I’m struggling with a deployment issue for my web app. The frontend is on Vercel and the backend on Render’s free tier. I’m using Node.js, Express, MongoDB, and Passport.js for Google OAuth.
Here’s the problem:
- Everything works fine locally
- Google login works when deployed
- But protected routes fail with 401 Unauthorized errors
I’ve set up CORS and Axios like this:
// Backend CORS setup
app.use(cors({
origin: 'https://my-app.vercel.app',
credentials: true,
// other options...
}));
// Frontend Axios config
const api = axios.create({
baseURL: 'https://my-backend.onrender.com',
withCredentials: true,
});
Cookies show up in DevTools after login, but aren’t sent with API requests. Postman works fine with the backend.
Why aren’t the auth tokens reaching my backend from Vercel? Could it be a Render free tier issue? Or a Vercel problem? Any ideas on how to fix this?

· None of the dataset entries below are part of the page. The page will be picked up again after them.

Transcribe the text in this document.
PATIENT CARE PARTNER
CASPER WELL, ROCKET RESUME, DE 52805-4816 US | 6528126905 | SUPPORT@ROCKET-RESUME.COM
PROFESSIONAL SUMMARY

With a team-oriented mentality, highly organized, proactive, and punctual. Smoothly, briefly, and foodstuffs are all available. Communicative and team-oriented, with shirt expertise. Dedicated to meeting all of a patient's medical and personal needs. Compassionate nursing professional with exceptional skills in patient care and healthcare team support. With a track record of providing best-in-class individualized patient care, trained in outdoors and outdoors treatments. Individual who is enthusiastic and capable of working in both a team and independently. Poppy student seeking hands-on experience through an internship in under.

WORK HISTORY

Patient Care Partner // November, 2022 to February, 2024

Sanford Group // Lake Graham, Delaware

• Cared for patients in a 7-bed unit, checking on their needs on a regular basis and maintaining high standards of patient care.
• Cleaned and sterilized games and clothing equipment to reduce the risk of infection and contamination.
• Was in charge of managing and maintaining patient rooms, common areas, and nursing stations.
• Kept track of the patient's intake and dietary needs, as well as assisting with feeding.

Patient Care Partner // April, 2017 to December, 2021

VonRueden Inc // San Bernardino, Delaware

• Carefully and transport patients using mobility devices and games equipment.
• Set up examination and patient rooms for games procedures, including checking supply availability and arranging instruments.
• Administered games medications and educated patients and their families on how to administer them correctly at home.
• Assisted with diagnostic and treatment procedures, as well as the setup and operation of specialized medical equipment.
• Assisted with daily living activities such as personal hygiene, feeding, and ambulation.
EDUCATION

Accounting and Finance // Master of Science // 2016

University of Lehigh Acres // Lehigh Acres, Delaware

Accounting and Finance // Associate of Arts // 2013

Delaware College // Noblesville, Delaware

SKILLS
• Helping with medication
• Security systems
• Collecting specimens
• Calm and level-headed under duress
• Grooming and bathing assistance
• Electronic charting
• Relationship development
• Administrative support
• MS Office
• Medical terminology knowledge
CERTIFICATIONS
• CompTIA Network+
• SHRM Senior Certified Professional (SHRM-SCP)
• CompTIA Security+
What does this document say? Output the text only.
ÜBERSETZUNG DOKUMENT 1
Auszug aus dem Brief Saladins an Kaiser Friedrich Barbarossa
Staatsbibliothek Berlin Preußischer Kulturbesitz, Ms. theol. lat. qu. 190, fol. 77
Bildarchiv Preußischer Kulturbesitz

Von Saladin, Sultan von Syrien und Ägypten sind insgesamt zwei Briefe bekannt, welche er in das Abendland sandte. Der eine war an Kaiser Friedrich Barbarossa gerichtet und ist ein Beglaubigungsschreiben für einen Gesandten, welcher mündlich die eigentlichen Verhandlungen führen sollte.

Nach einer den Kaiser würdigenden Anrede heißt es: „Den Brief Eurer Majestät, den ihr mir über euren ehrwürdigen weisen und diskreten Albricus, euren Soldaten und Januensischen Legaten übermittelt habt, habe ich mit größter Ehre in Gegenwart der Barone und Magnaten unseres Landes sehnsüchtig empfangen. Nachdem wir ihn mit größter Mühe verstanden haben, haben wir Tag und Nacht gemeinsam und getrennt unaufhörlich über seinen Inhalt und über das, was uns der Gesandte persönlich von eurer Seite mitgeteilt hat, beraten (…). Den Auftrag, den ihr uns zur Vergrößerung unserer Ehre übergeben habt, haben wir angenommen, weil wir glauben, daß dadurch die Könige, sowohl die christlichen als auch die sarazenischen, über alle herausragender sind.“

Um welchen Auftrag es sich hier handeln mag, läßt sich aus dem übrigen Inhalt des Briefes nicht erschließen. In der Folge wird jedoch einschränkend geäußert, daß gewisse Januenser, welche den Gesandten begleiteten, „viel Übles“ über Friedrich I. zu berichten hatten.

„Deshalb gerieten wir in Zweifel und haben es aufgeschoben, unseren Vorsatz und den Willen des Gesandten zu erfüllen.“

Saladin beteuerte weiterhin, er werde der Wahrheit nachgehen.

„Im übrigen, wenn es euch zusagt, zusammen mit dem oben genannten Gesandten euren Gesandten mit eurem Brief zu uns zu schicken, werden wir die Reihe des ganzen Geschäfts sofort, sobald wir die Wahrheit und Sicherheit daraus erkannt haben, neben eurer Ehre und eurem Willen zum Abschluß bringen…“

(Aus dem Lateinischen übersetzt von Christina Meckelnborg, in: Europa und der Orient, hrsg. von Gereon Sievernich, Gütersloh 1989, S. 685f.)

have u considered using a proxy server? it could help bridge the gap between vercel and render. also, double-check ur cookie settings - maybe theyre not configured for cross-domain use? what about trying a different authentication method, like JWT? curious to hear if youve explored these options!
I’ve encountered similar issues when deploying applications with separate frontend and backend hosts. In your case, the problem likely stems from cookie handling across different domains. Even with CORS configured correctly, browsers can be strict about sending cookies in cross-origin requests.
To resolve this, consider implementing a custom authentication solution using JSON Web Tokens (JWTs) instead of relying solely on cookies. Store the JWT in local storage on the frontend and send it as an Authorization header with each API request.
Another approach is to use a reverse proxy on Vercel to route API requests, which can help bypass cross-origin restrictions. This method allows you to keep your existing cookie-based auth while ensuring seamless communication between your frontend and backend.
Lastly, double-check your Render and Vercel configurations. Ensure that all necessary environment variables are set correctly and that your backend URL is properly referenced in your frontend code.
hey maya, sounds like a tricky situation! have u tried using httpOnly cookies? they might help with the cross-domain issues. also, check if render’s free tier has any limitations on cookie handling. u could try upgrading to a paid plan temporarily to see if that fixes it. good luck!